Immunofluorescence (IF) staining
The cells were fixed with 4% paraformaldehyde at room temperature for 10 min, followed by blocking with 5% BSA in phosphate-buffered saline (PBS) containing 0.3% Triton X-100 at RT for 30 min. The fixed cells were incubated with primary antibodies at 4 °C overnight, followed by incubation with Cy3- or FITC-conjugated secondary antibodies for 1 h. Finally, the nuclei were stained with DAPI for 10 min, and the cells were washed with PBS three times for 5 min each time between each step. Images were acquired under an optical inverted biomicroscope (Olympus, Japan). For mitochondria-specific staining, the MitoTracker Deep Red FM fluorescence probe (C1032, Beyotime Biotechnology) was used to stain the mitochondria of live cells. After staining, the cells were fixed and permeabilized, followed by staining with other antibodies and DAPI. Images were obtained with a laser scanning confocal microscope (Leica TCS SP8, Germany). The antibodies used for IF included anti-vimentin (Cell Signaling Technology, Cat# 5741, RRID: AB_10695459), anti-E-cadherin (Cell Signaling Technology, Cat# 14472, RRID: AB_2728770), anti-SIRT7 (Santa Cruz Biotechnology, Cat# sc-365344, RRID: AB_10850175) and anti-TUFM (ABclonal, Cat# A6423, RRID: AB_2767025) antibodies.
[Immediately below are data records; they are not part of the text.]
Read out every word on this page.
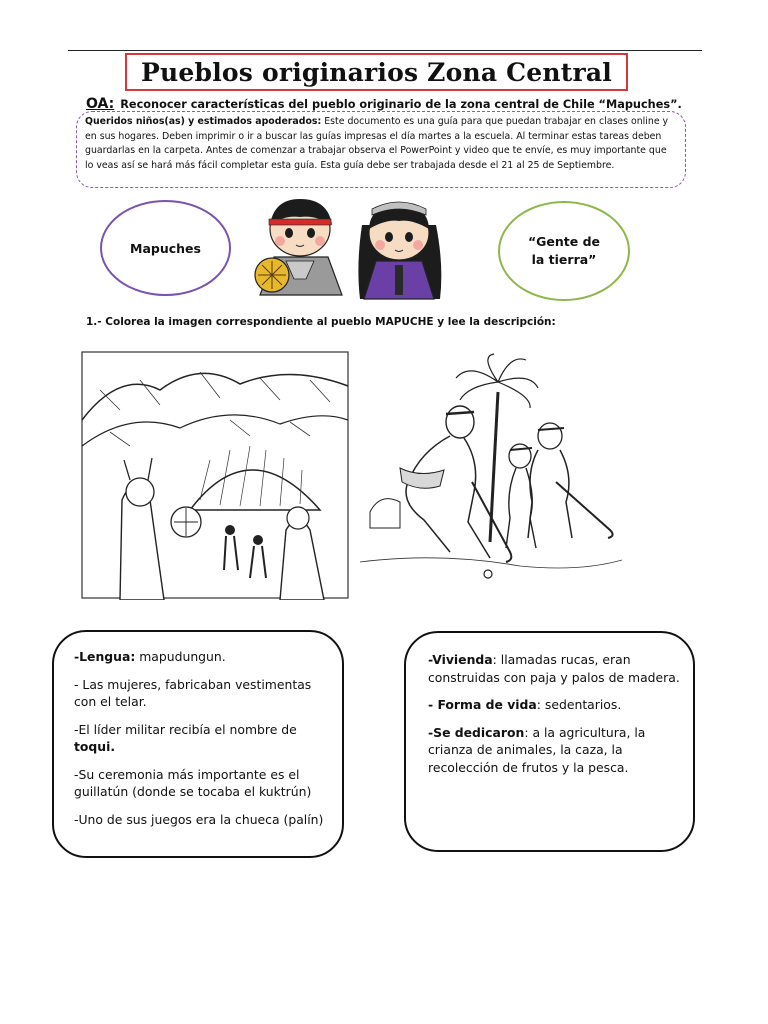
Pueblos originarios Zona Central
OA: Reconocer características del pueblo originario de la zona central de Chile “Mapuches”.

Queridos niños(as) y estimados apoderados: Este documento es una guía para que puedan trabajar en clases online y en sus hogares. Deben imprimir o ir a buscar las guías impresas el día martes a la escuela. Al terminar estas tareas deben guardarlas en la carpeta. Antes de comenzar a trabajar observa el PowerPoint y video que te envíe, es muy importante que lo veas así se hará más fácil completar esta guía. Esta guía debe ser trabajada desde el 21 al 25 de Septiembre.

Mapuches	“Gente de
la tierra”
1.- Colorea la imagen correspondiente al pueblo MAPUCHE y lee la descripción:

-Lengua: mapudungun.

- Las mujeres, fabricaban vestimentas con el telar.

-El líder militar recibía el nombre de toqui.

-Su ceremonia más importante es el guillatún (donde se tocaba el kuktrún)

-Uno de sus juegos era la chueca (palín)

-Vivienda: llamadas rucas, eran construidas con paja y palos de madera.

- Forma de vida: sedentarios.

-Se dedicaron: a la agricultura, la crianza de animales, la caza, la recolección de frutos y la pesca.
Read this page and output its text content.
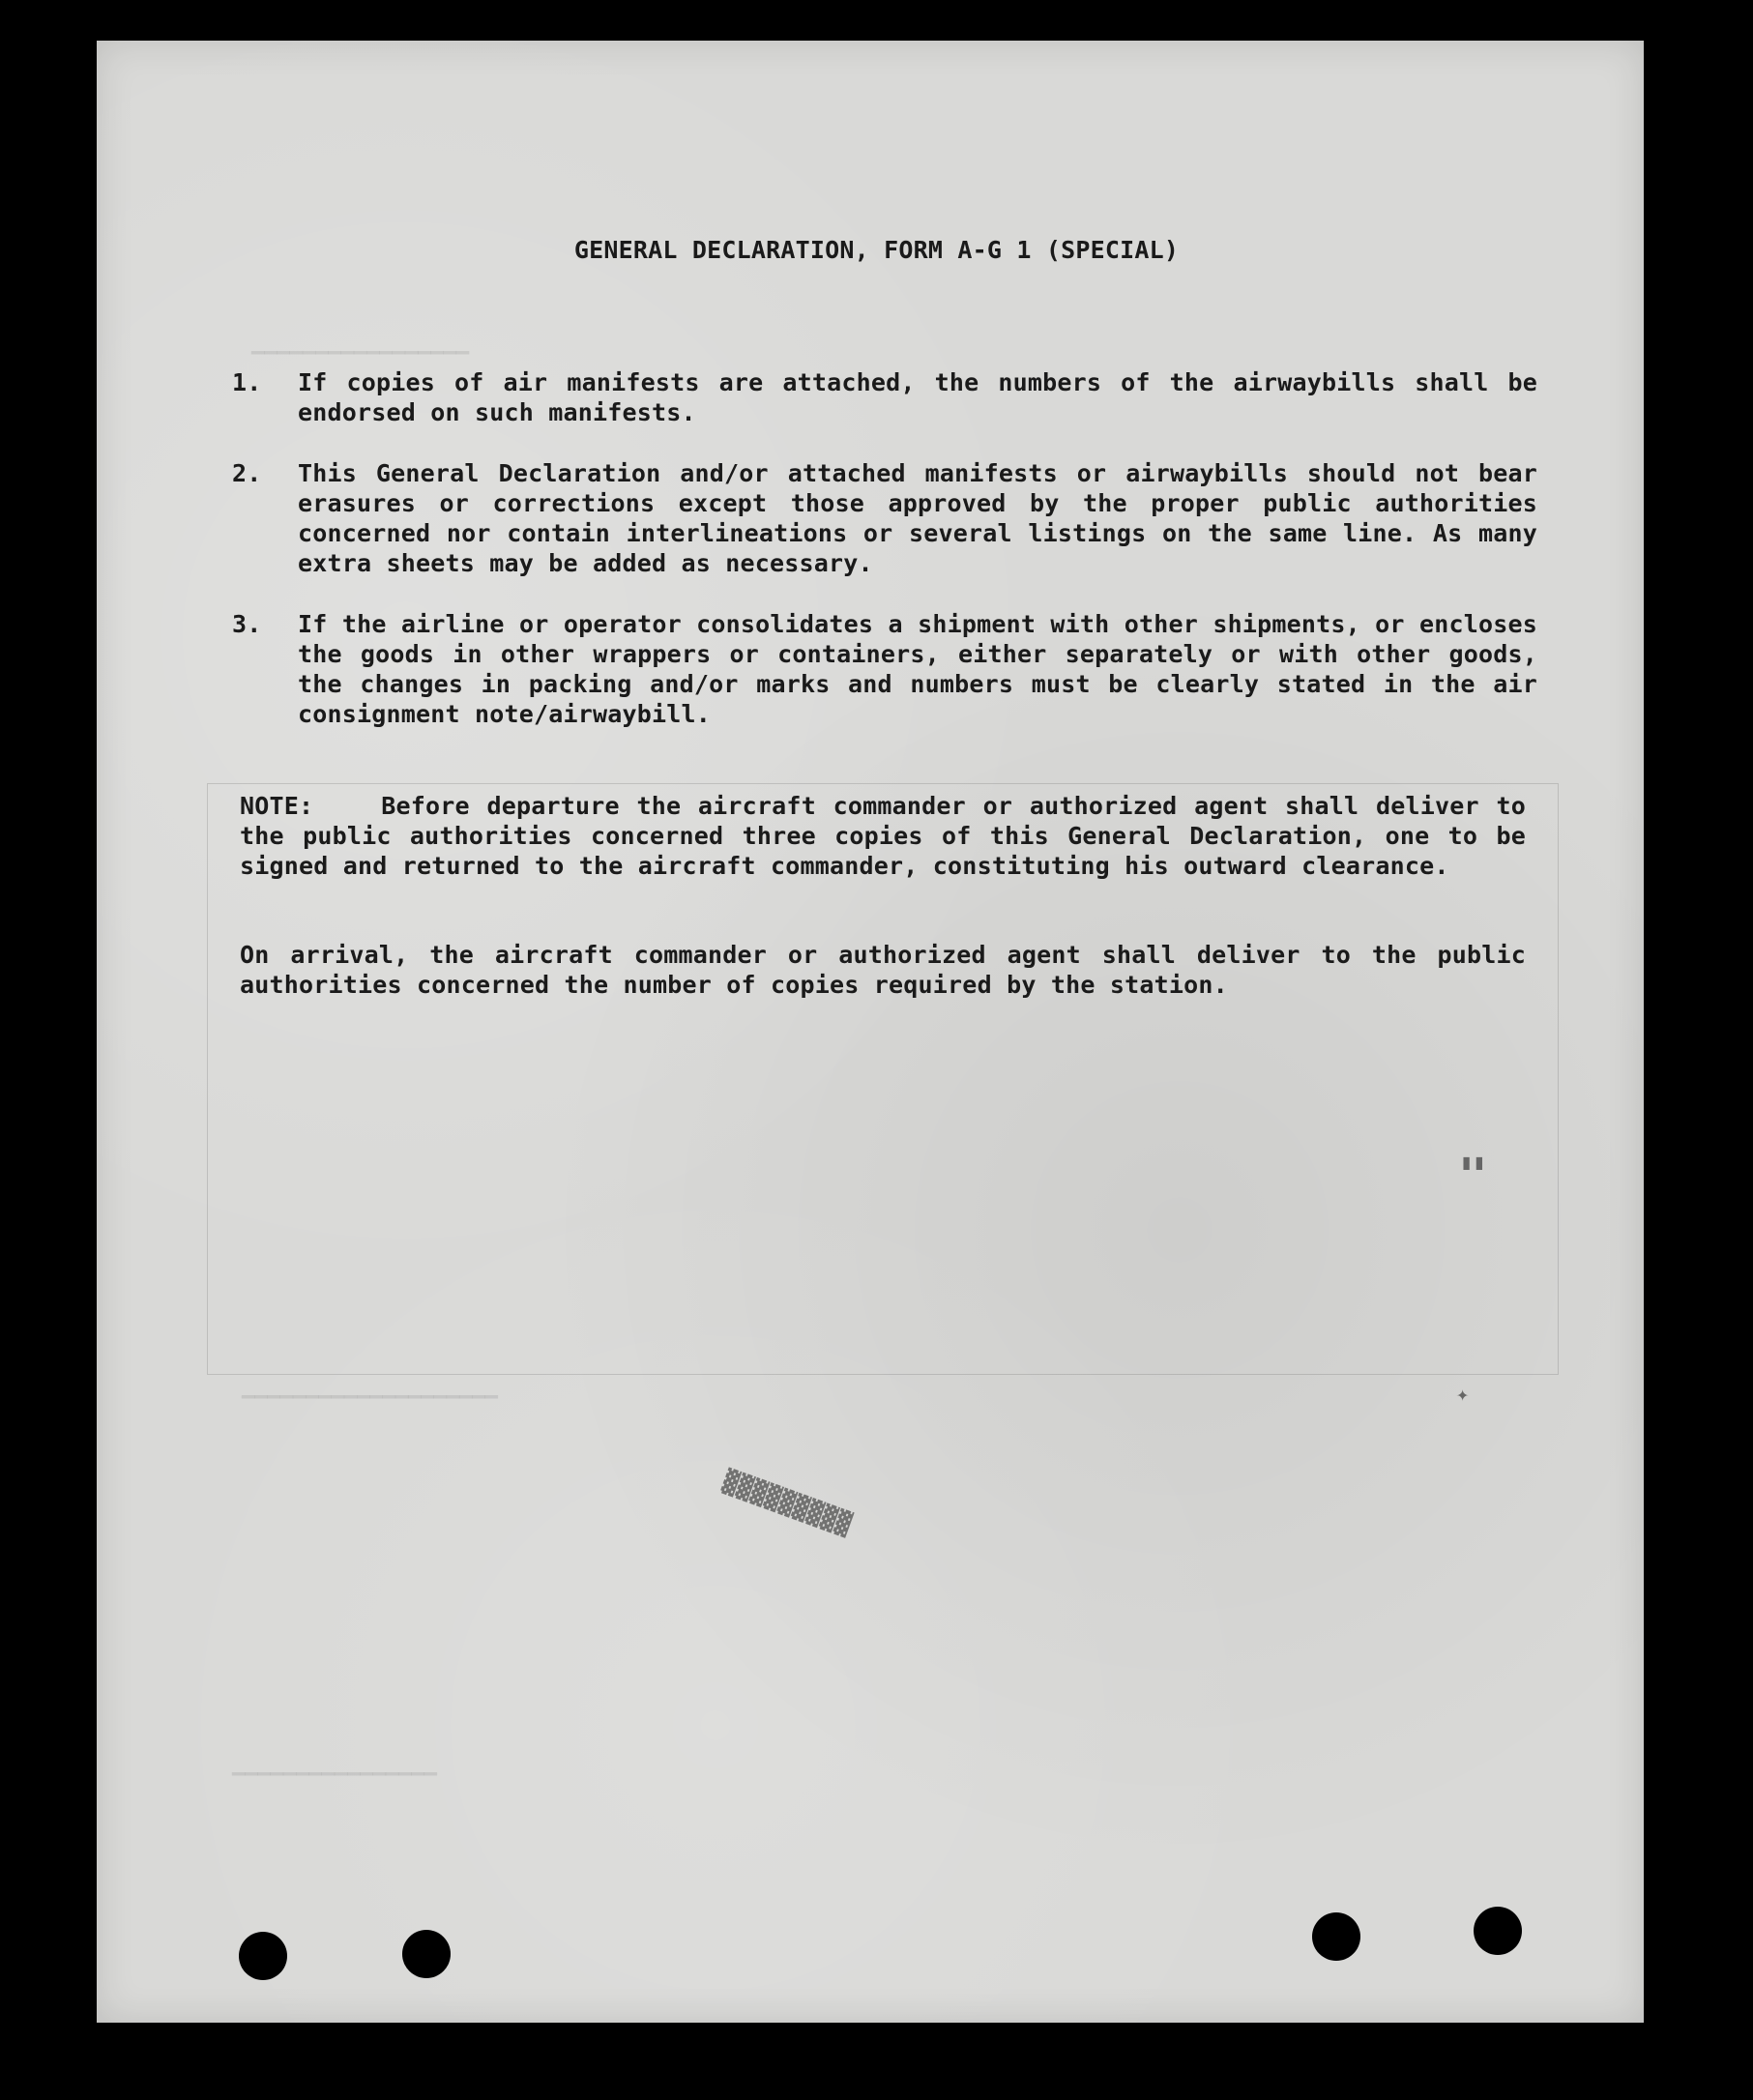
▁▁▁▁▁▁▁▁▁▁▁▁▁▁▁▁▁
▁▁▁▁▁▁▁▁▁▁▁▁▁▁▁▁▁▁▁▁
▁▁▁▁▁▁▁▁▁▁▁▁▁▁▁▁
GENERAL DECLARATION, FORM A-G 1 (SPECIAL)
1.	If copies of air manifests are attached, the numbers of the airwaybills shall be endorsed on such manifests.
2.	This General Declaration and/or attached manifests or airwaybills should not bear erasures or corrections except those approved by the proper public authorities concerned nor contain interlineations or several listings on the same line. As many extra sheets may be added as necessary.
3.	If the airline or operator consolidates a shipment with other shipments, or encloses the goods in other wrappers or containers, either separately or with other goods, the changes in packing and/or marks and numbers must be clearly stated in the air consignment note/airwaybill.
NOTE:	Before departure the aircraft commander or authorized agent shall deliver to the public authorities concerned three copies of this General Declaration, one to be signed and returned to the aircraft commander, constituting his outward clearance.
On arrival, the aircraft commander or authorized agent shall deliver to the public authorities concerned the number of copies required by the station.
▓▓▓▓▓▓▓▓▓
▮▮
✦
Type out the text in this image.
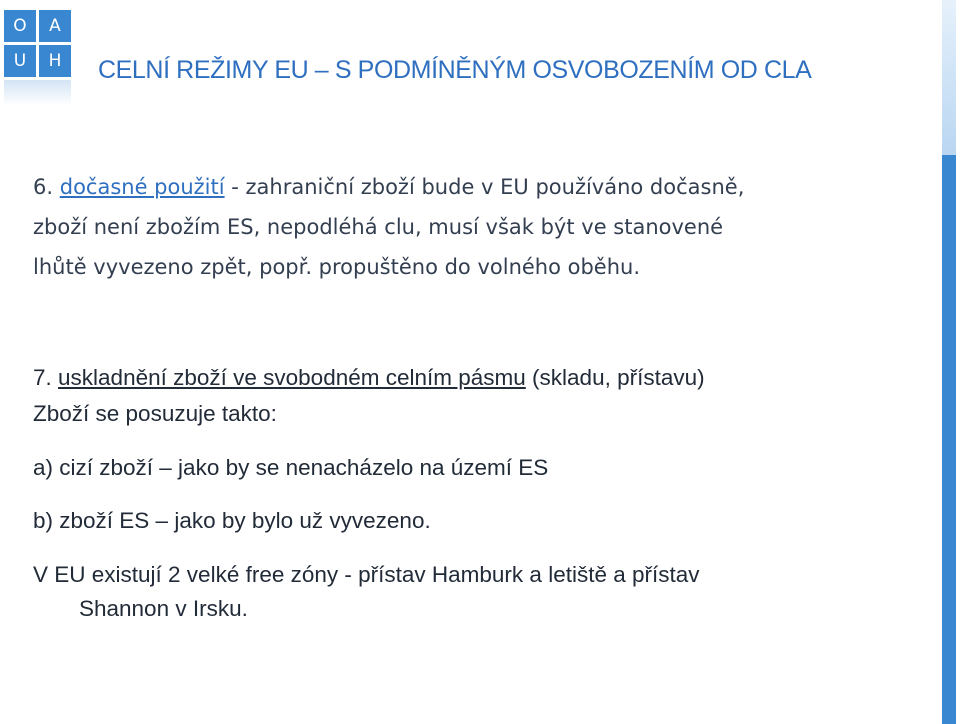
O	A
U	H	CELNÍ REŽIMY EU – S PODMÍNĚNÝM OSVOBOZENÍM OD CLA
6. dočasné použití - zahraniční zboží bude v EU používáno dočasně,
zboží není zbožím ES, nepodléhá clu, musí však být ve stanovené
lhůtě vyvezeno zpět, popř. propuštěno do volného oběhu.
7. uskladnění zboží ve svobodném celním pásmu (skladu, přístavu)
Zboží se posuzuje takto:
a) cizí zboží – jako by se nenacházelo na území ES
b) zboží ES – jako by bylo už vyvezeno.
V EU existují 2 velké free zóny - přístav Hamburk a letiště a přístav
Shannon v Irsku.
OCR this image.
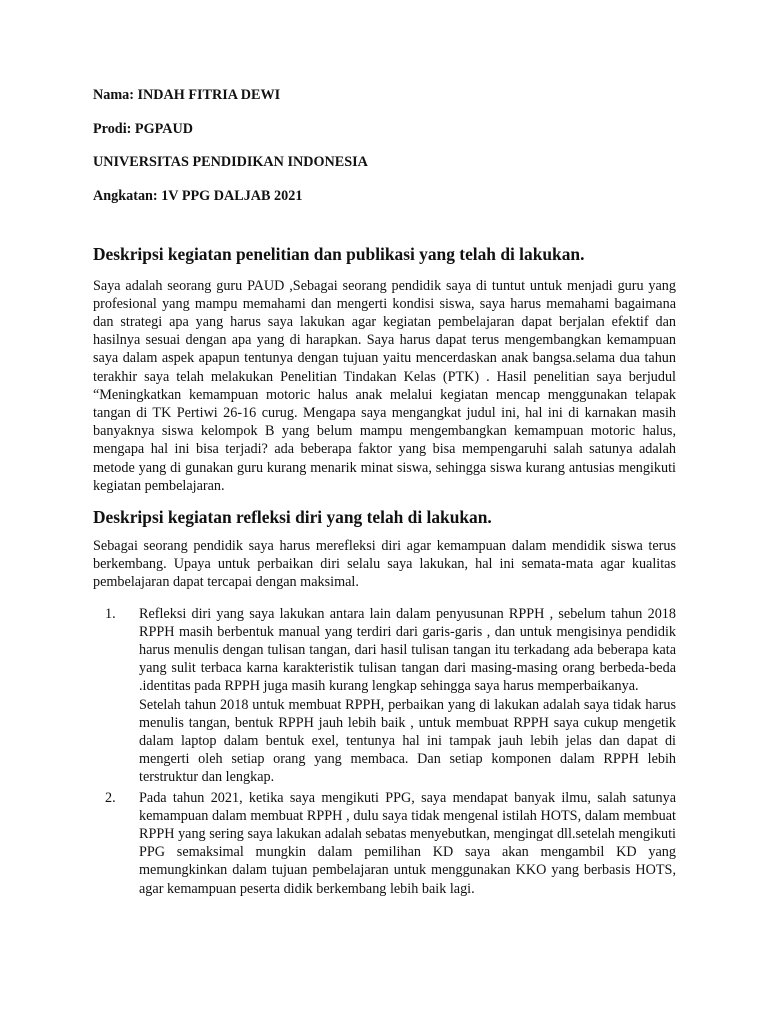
Nama: INDAH FITRIA DEWI

Prodi: PGPAUD

UNIVERSITAS PENDIDIKAN INDONESIA

Angkatan: 1V PPG DALJAB 2021

Deskripsi kegiatan penelitian dan publikasi yang telah di lakukan.

Saya adalah seorang guru PAUD ,Sebagai seorang pendidik saya di tuntut untuk menjadi guru yang profesional yang mampu memahami dan mengerti kondisi siswa, saya harus memahami bagaimana dan strategi apa yang harus saya lakukan agar kegiatan pembelajaran dapat berjalan efektif dan hasilnya sesuai dengan apa yang di harapkan. Saya harus dapat terus mengembangkan kemampuan saya dalam aspek apapun tentunya dengan tujuan yaitu mencerdaskan anak bangsa.selama dua tahun terakhir saya telah melakukan Penelitian Tindakan Kelas (PTK) . Hasil penelitian saya berjudul “Meningkatkan kemampuan motoric halus anak melalui kegiatan mencap menggunakan telapak tangan di TK Pertiwi 26-16 curug. Mengapa saya mengangkat judul ini, hal ini di karnakan masih banyaknya siswa kelompok B yang belum mampu mengembangkan kemampuan motoric halus, mengapa hal ini bisa terjadi? ada beberapa faktor yang bisa mempengaruhi salah satunya adalah metode yang di gunakan guru kurang menarik minat siswa, sehingga siswa kurang antusias mengikuti kegiatan pembelajaran.

Deskripsi kegiatan refleksi diri yang telah di lakukan.

Sebagai seorang pendidik saya harus merefleksi diri agar kemampuan dalam mendidik siswa terus berkembang. Upaya untuk perbaikan diri selalu saya lakukan, hal ini semata-mata agar kualitas pembelajaran dapat tercapai dengan maksimal.

1. Refleksi diri yang saya lakukan antara lain dalam penyusunan RPPH , sebelum tahun 2018 RPPH masih berbentuk manual yang terdiri dari garis-garis , dan untuk mengisinya pendidik harus menulis dengan tulisan tangan, dari hasil tulisan tangan itu terkadang ada beberapa kata yang sulit terbaca karna karakteristik tulisan tangan dari masing-masing orang berbeda-beda .identitas pada RPPH juga masih kurang lengkap sehingga saya harus memperbaikanya.

Setelah tahun 2018 untuk membuat RPPH, perbaikan yang di lakukan adalah saya tidak harus menulis tangan, bentuk RPPH jauh lebih baik , untuk membuat RPPH saya cukup mengetik dalam laptop dalam bentuk exel, tentunya hal ini tampak jauh lebih jelas dan dapat di mengerti oleh setiap orang yang membaca. Dan setiap komponen dalam RPPH lebih terstruktur dan lengkap.

2. Pada tahun 2021, ketika saya mengikuti PPG, saya mendapat banyak ilmu, salah satunya kemampuan dalam membuat RPPH , dulu saya tidak mengenal istilah HOTS, dalam membuat RPPH yang sering saya lakukan adalah sebatas menyebutkan, mengingat dll.setelah mengikuti PPG semaksimal mungkin dalam pemilihan KD saya akan mengambil KD yang memungkinkan dalam tujuan pembelajaran untuk menggunakan KKO yang berbasis HOTS, agar kemampuan peserta didik berkembang lebih baik lagi.
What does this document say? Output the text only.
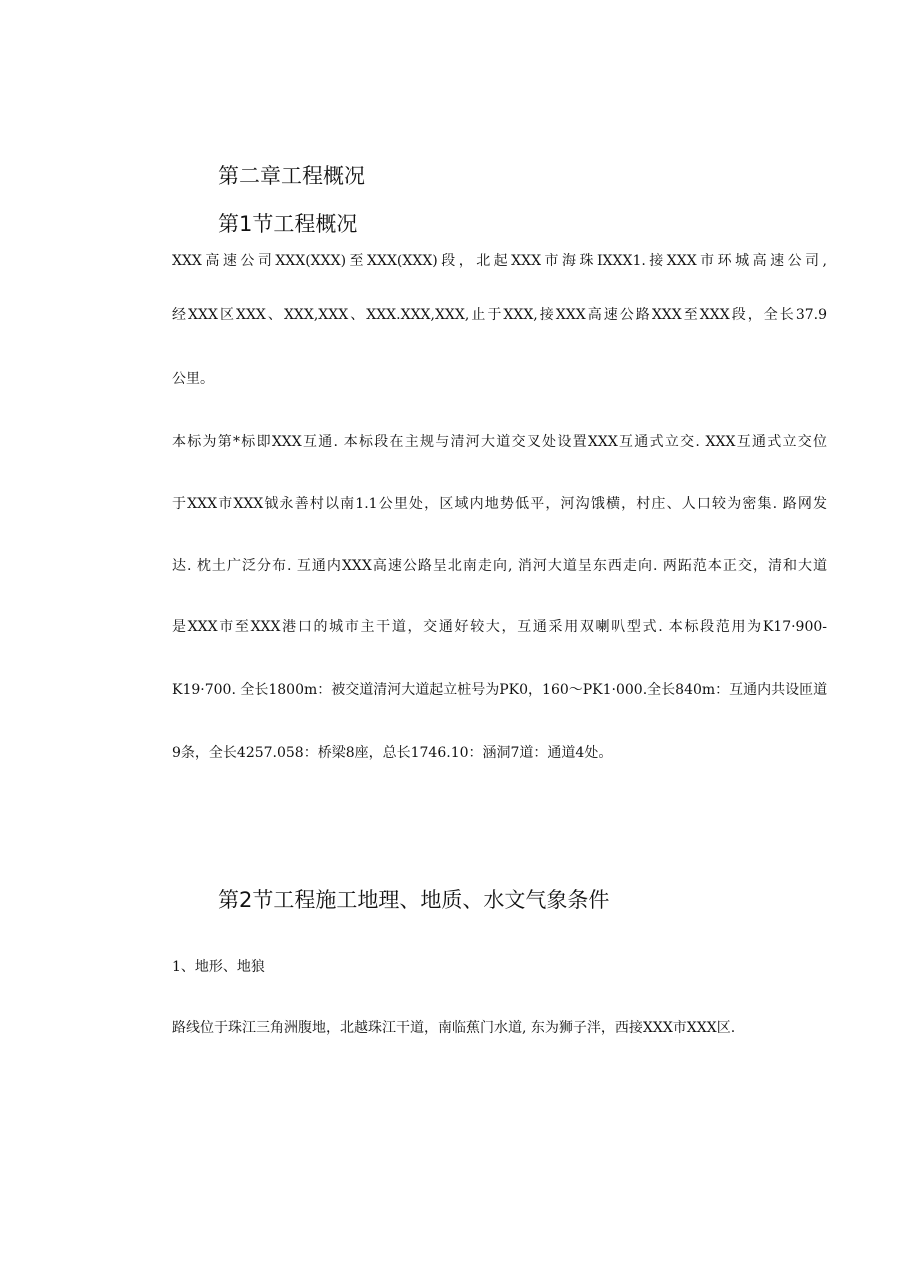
第二章工程概况
第1节工程概况
XXX高速公司XXX(XXX)至XXX(XXX)段，北起XXX市海珠IXXX1.接XXX市环城高速公司,
经XXX区XXX、XXX,XXX、XXX.XXX,XXX,止于XXX,接XXX高速公路XXX至XXX段，全长37.9
公里。
本标为第*标即XXX互通. 本标段在主规与清河大道交叉处设置XXX互通式立交. XXX互通式立交位
于XXX市XXX钺永善村以南1.1公里处，区域内地势低平，河沟饿横，村庄、人口较为密集. 路网发
达. 枕土广泛分布. 互通内XXX高速公路呈北南走向, 消河大道呈东西走向. 两跖范本正交，清和大道
是XXX市至XXX港口的城市主干道，交通好较大，互通采用双喇叭型式. 本标段范用为K17·900-
K19·700. 全长1800m：被交道清河大道起立桩号为PK0，160～PK1·000.全长840m：互通内共设匝道
9条，全长4257.058：桥梁8座，总长1746.10：涵洞7道：通道4处。
第2节工程施工地理、地质、水文气象条件
1、地形、地狼
路线位于珠江三角洲腹地，北越珠江干道，南临蕉门水道, 东为狮子泮，西接XXX市XXX区.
Immunohistochemistry (IHC) staining assay
The paraffin-embedded tissue sections were deparaffinized and subjected to antigen retrieval, followed by three washes. The sections were then immersed in a 3% hydrogen peroxide solution and incubated in the dark at room temperature for 25 min to block endogenous peroxidase activity. After blocking with 3% BSA, the primary antibody was applied at an appropriate dilution and incubated overnight at 4 °C. The sections were then incubated with the corresponding HRP-labelled secondary antibody at room temperature for 1 h after being washed three times with buffer. Next, the sections were treated with DAB chromogenic solution. The reaction was stopped by rinsing the sections with running water. Counterstaining was performed with haematoxylin to stain the cell nuclei. Finally, the sections were dehydrated, sealed, and observed under a microscope. The antibodies utilized in the experiment included an anti-SIRT7 antibody (Santa Cruz Biotechnology, Cat#sc-365344, RRID: AB_10850175).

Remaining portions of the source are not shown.